Following its latest meeting, the Bank of England’s Monetary Policy Committee has voted, as expected, to reduce the base rate of interest down to a record low of 0.25%. Although surprisingly tepid US second-quarter GDP growth figures published last Friday have dented the dollar, the greenback has recovered slowly.

Economists polled by Reuters expect US employers to have added 180,000 jobs, compared with 287,000 in June.

The dollar index.DXY was steady at 95.775 after gaining 0.2 percent on Thursday.

The British pound GBP=D4 crawled up 0.2 percent to $1.3130 GBP=D4 after retreating 1.7 percent overnight. “I expect a figure above 200,000. That should be positive for the dollar”, said Ayako Sera, market strategist at Sumitomo Mitsui Trust Bank.

Meanwhile, the average wage earnings seen as a significant factor in measuring the value of any inflationary pressure, are anticipated to rally by about 0.2 percent.

Sterling dropped 0.2 percent to $1.3326 as of 4:22 p.m.in London, having gained 0.1 percent earlier.
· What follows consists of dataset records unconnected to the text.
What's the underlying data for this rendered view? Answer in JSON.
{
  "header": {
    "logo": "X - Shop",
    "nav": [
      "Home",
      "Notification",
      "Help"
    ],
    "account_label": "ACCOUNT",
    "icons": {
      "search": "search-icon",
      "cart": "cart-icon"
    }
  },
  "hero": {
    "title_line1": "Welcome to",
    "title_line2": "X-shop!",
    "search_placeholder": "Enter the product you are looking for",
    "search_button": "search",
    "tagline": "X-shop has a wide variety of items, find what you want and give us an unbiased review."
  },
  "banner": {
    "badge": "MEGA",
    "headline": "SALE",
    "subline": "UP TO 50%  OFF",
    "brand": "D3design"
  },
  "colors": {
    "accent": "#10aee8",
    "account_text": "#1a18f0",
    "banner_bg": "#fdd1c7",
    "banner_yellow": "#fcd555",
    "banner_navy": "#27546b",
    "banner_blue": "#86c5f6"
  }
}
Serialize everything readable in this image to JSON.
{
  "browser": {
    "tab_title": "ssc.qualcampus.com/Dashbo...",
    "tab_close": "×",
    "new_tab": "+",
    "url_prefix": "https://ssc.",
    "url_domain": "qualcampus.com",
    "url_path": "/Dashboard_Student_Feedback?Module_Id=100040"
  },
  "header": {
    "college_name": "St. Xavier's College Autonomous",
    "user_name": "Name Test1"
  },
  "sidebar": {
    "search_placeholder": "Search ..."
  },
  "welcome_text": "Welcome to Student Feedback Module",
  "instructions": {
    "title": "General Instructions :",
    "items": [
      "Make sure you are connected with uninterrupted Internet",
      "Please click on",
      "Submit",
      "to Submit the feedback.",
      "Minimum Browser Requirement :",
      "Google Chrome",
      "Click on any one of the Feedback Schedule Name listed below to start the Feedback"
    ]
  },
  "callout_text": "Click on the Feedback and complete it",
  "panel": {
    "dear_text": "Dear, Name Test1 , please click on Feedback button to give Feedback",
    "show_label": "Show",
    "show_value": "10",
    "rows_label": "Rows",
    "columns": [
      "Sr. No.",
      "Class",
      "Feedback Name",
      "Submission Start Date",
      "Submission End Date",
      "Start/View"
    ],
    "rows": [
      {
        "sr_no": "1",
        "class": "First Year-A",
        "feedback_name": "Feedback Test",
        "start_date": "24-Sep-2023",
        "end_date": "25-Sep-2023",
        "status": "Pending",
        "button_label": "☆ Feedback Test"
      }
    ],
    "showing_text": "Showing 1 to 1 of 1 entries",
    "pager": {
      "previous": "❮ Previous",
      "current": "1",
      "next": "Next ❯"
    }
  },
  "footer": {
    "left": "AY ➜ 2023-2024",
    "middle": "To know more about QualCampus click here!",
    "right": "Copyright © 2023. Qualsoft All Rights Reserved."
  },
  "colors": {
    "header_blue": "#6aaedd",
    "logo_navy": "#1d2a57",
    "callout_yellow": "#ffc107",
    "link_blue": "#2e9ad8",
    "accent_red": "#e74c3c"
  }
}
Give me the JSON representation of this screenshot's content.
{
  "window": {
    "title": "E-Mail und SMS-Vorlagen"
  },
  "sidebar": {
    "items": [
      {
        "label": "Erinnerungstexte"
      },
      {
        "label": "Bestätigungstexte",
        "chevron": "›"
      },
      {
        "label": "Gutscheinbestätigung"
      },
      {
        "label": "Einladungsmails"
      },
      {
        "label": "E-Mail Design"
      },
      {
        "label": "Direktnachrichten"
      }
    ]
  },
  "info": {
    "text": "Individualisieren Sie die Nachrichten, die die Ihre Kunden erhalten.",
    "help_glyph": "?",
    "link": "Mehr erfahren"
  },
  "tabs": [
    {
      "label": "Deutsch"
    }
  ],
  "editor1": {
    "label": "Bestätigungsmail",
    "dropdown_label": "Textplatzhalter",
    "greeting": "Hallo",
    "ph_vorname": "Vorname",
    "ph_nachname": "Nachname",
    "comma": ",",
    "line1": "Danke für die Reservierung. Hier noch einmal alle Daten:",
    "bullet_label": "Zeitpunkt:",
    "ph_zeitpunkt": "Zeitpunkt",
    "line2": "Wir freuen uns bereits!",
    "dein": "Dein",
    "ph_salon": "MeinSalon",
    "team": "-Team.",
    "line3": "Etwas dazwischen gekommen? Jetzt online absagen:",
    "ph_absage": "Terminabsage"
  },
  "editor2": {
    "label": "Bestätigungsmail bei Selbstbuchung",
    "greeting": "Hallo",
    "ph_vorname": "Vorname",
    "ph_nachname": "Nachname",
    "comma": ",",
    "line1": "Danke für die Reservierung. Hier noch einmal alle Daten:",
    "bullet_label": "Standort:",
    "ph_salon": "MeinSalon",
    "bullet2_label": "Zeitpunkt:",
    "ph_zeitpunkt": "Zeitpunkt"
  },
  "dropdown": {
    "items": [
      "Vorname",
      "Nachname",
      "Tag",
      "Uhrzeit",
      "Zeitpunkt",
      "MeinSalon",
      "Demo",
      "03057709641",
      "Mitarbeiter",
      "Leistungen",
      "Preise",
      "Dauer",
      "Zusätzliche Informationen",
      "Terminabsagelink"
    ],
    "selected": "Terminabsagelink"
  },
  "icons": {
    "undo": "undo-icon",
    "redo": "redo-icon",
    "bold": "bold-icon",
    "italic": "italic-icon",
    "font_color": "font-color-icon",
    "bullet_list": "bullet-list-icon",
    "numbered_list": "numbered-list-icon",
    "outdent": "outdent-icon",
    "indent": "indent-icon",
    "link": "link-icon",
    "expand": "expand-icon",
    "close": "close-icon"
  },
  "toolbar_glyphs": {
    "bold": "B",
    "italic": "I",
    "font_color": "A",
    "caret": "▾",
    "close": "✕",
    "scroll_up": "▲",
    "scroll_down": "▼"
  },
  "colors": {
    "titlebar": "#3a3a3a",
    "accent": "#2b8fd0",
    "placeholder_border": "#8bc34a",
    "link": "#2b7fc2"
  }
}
Now that sterling has broken below trend line support in place during its recovery from a three-decade low of $1.2798 on July 6, the currency is at risk of testing that low again, some analysts said. MSCI’s world equity index climbed for the second consecutive day, while emerging equities rose 1%, in view of one-year highs.

The UK’s first interest rate cut since 2009 was accompanied by a pledge to buy £60bn of government bonds with newly created money over the next six months, and two new stimulus schemes. The RBA said core inflation was likely to remain below target all the way to 2018 providing scope for the economy to run even faster.

MacCoille compared yesterday’s 0.25pc rate cut unfavourably to the 5.25pc slashed by the Bank of England in 2008 when the financial crisis struck.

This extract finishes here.